The dataset is from a [Kaggle challenge for Criteo display advertising](https://www.kaggle.com/c/criteo-display-ad-challenge/data). Criteo is a personalized retargeting company that works with Internet retailers to serve personalized online display advertisements to consumers. The goal of this Kaggle challenge is to predict click-through rates on display ads. It offers a week's worth of data from Criteo's traffic. In the labeled training set over a period of 7 days, each row corresponds to a display ad served by Criteo. The samples are chronologically ordered.
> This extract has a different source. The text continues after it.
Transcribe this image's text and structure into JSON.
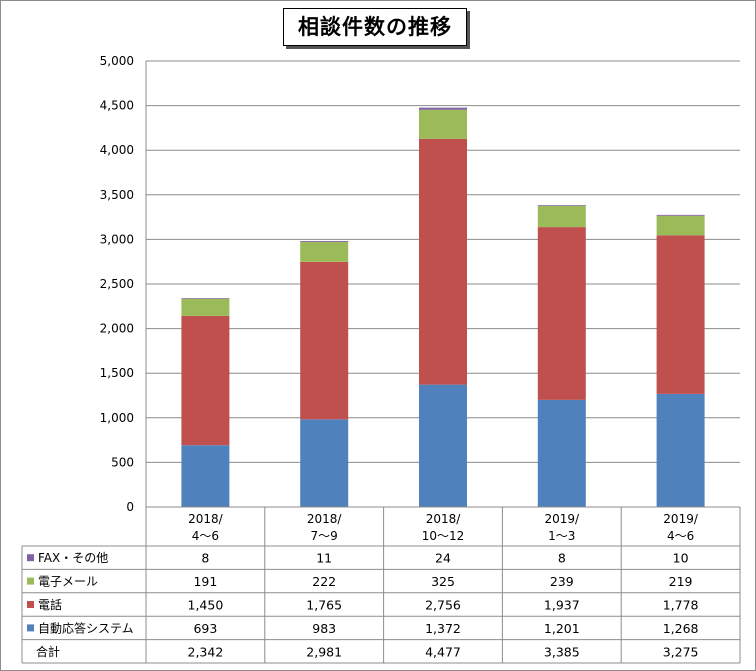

Positive and negatives samples have both been subsampled at different rates in order to reduce the dataset size. There are 13 count features and 26 categorical features. The semantic of these features is undisclosed. Some feature have missing values. Note that only the labeled part (i.e., `train.txt`) of the data is used for benchmarking. 

Data fields consist of:
+ Label: Target variable that indicates if an ad was clicked (1) or not (0).
+ I1-I13: A total of 13 columns of integer features (mostly count features).
+ C1-C26: A total of 26 columns of categorical features. The values of these features have been hashed onto 32 bits for anonymization purposes.